The administration tax

Every law firm has it, even if no one has named it. It is the invisible overhead that sits on top of every matter: the emails back and forth to collect client information, the standard letters that get drafted from scratch every time, the invoices that go out on day 45 when payment terms are 30, the billing records that need reconciling at month end.

None of this work requires a legal qualification. All of it requires enough time and attention to crowd out work that does.

For a 10-person firm where four fee earners are billing at £250 per hour, recovering two hours of admin per person per day is worth £520,000 annually. That calculation is not complicated. The question is why most firms have not done anything about it.

Why the problem has persisted

The honest answer is that until recently, the alternatives were all worse than the status quo. Hiring more administrators means more overhead. Off-the-shelf software solves some parts of the problem but creates integration headaches. And the kind of automation that would genuinely help — an agent that can understand a client email, extract the relevant facts, and respond appropriately — simply did not exist.

It exists now.

The best lawyers we have worked with are not resistant to automation. They are relieved by it. They became lawyers to do law, not to chase invoices.

Where the time actually goes

Based on our work across multiple law firms, administrative time breaks down roughly as follows. Client intake — handling initial enquiries, collecting information, qualifying matters — accounts for around 18% of total non-billable time.
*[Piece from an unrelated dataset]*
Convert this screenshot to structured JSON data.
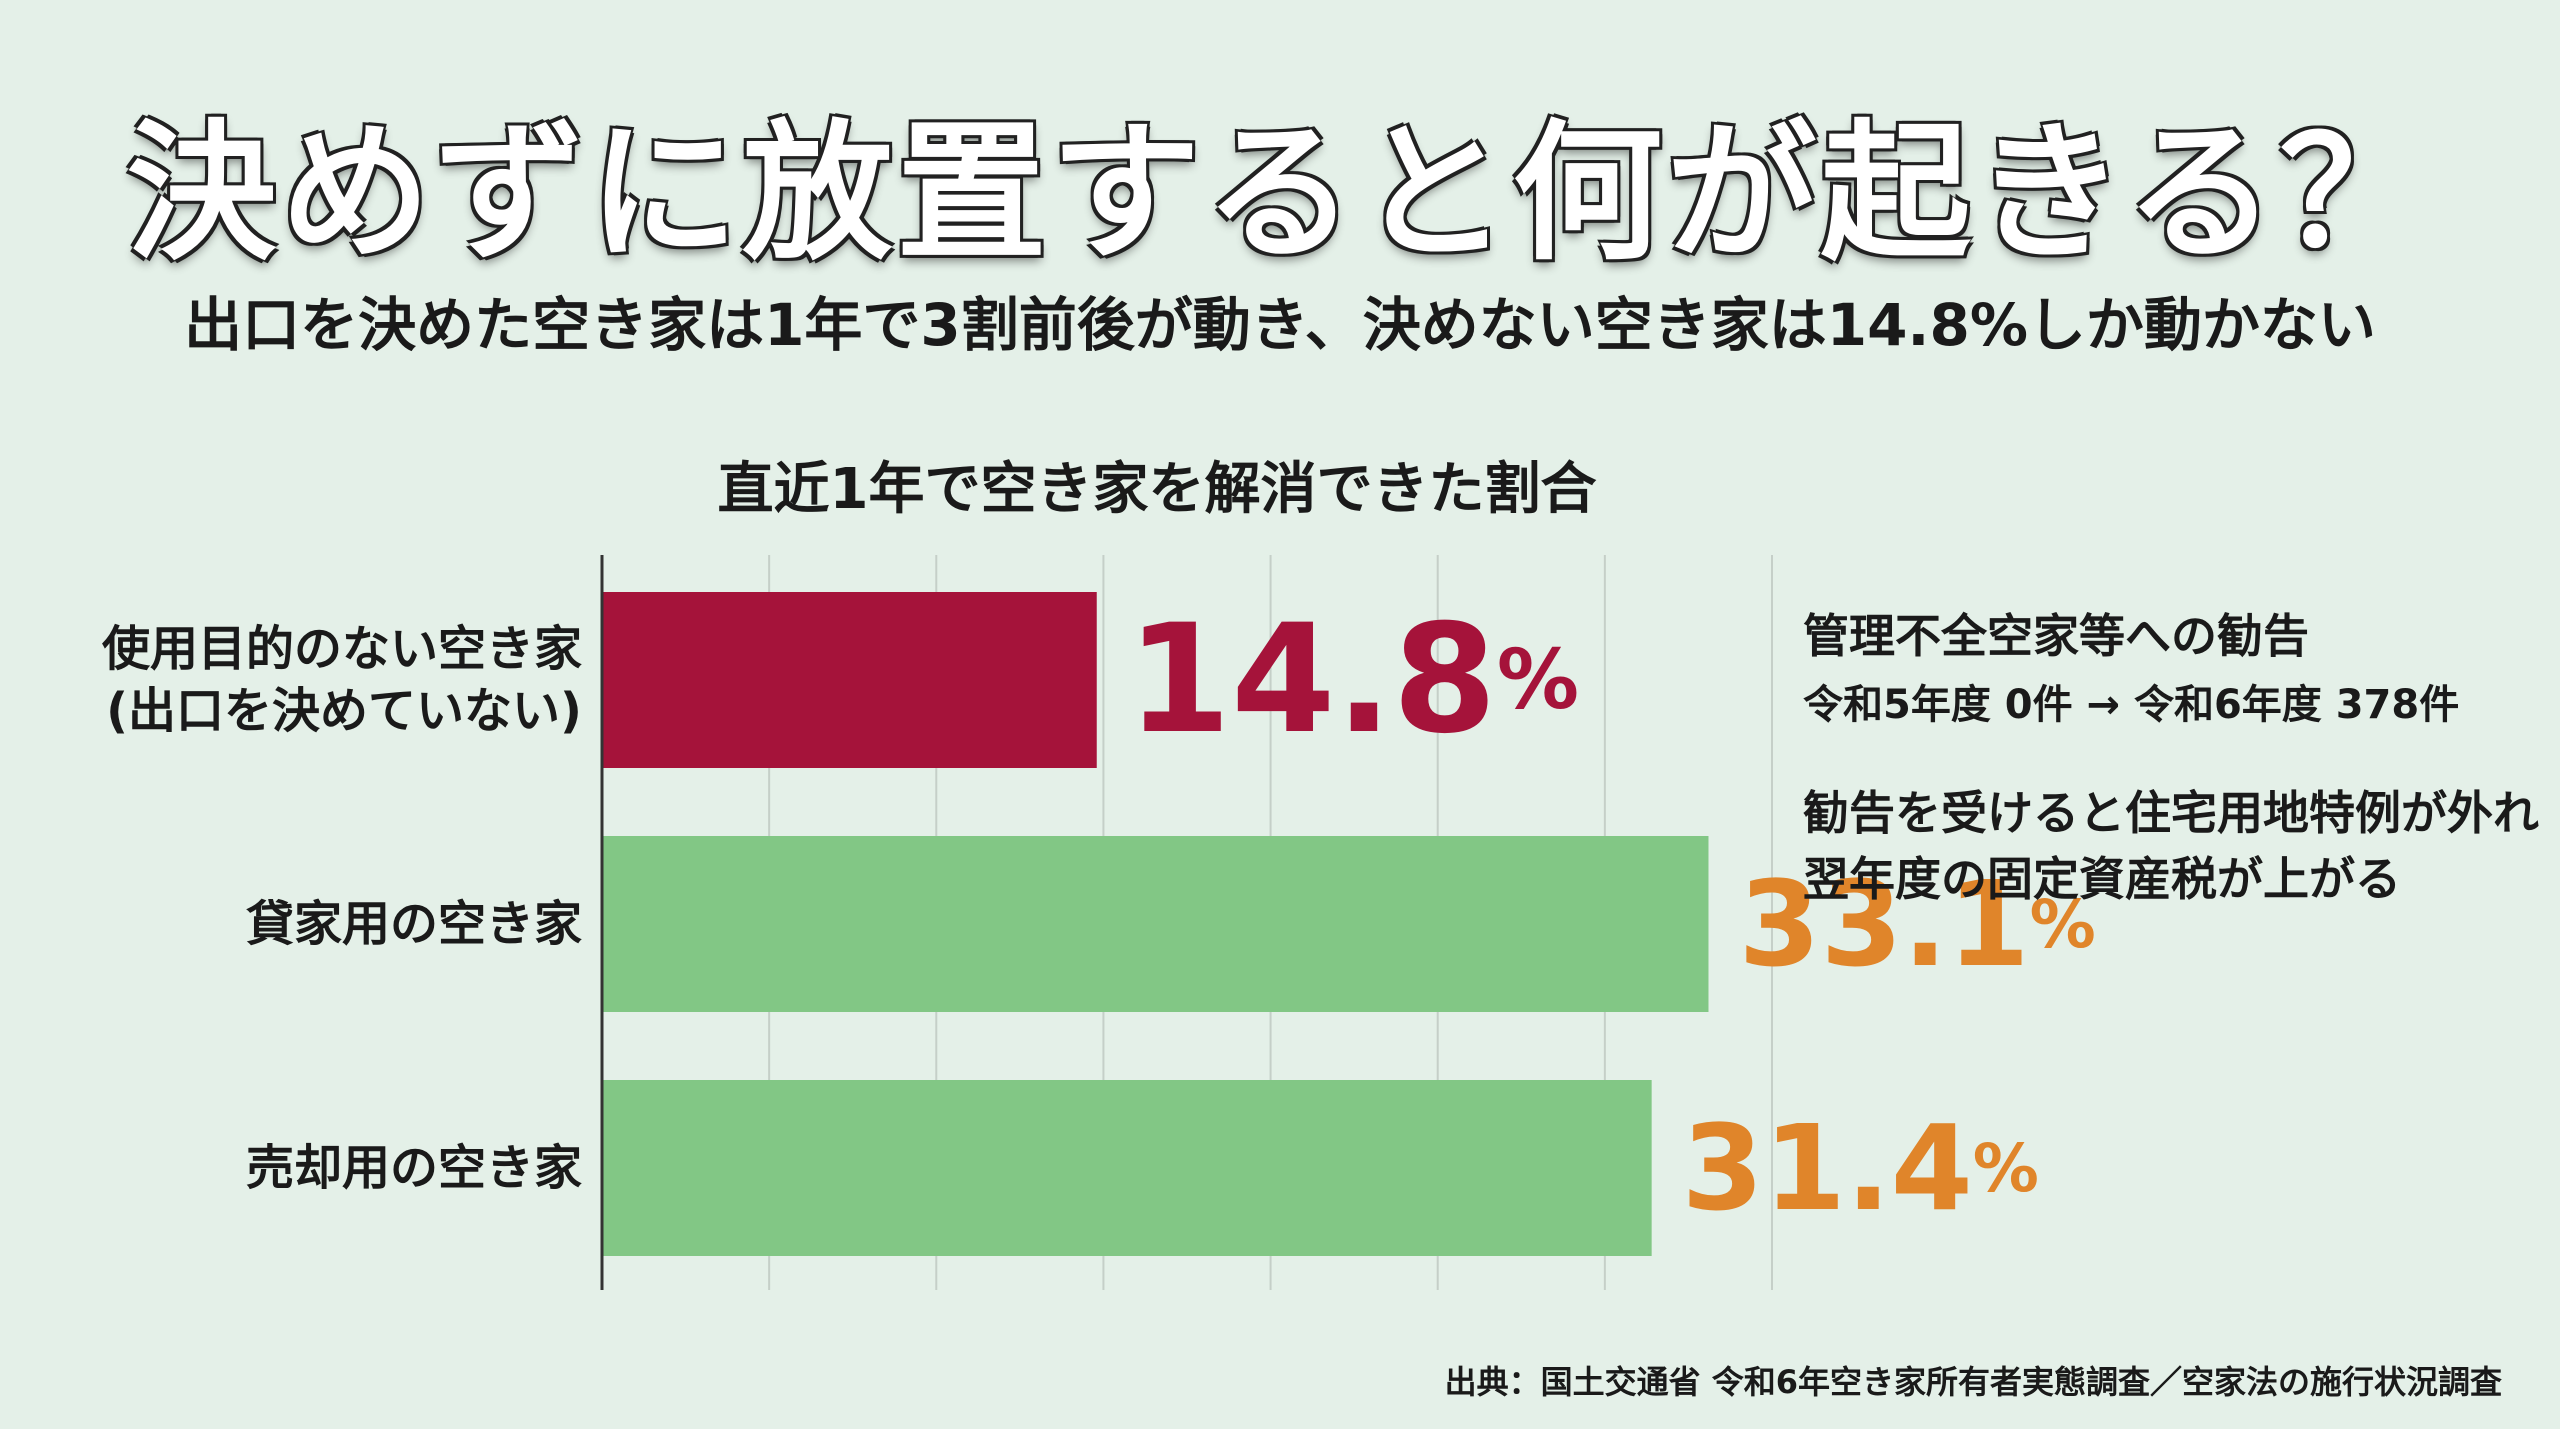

Document preparation — drafting letters, agreements, and standard forms from scratch or from poorly maintained templates — accounts for about 24%. Billing and credit control — preparing invoices, chasing payment, reconciling accounts — accounts for 31%. Research and reference work, which is technically billable but often written off, accounts for the rest.

Each of these categories is solvable with a specific, purpose-built agent.

What the Legal Operations Suite actually does

The client intake bot handles every inbound enquiry — email, web form, or chat — with a response that is personalised, immediate, and asks exactly the right follow-up questions for that type of matter. A new personal injury enquiry gets different questions than a commercial contract dispute. The agent knows the difference.

The contract drafter generates engagement letters, NDAs, and standard agreements from a brief summary. A fee earner describes the key terms; the agent produces a first draft that requires review, not creation. The time saving on a standard NDA is typically 45 minutes.

The invoice chaser monitors every open invoice and triggers a personalised follow-up sequence at the right intervals. Not aggressive. Not impersonal. Appropriately persistent. The average payment time for firms using this agent drops from over 40 days to under 20.

What it does not change

It does not change how you practice law. The agents handle the work around the work — the communication, the documentation, the administration. Every matter still requires the judgment of a qualified professional. That is precisely the point. The agents clear the path so that professional judgment is where your fee earners spend their time, not an afterthought at the end of an admin-heavy day.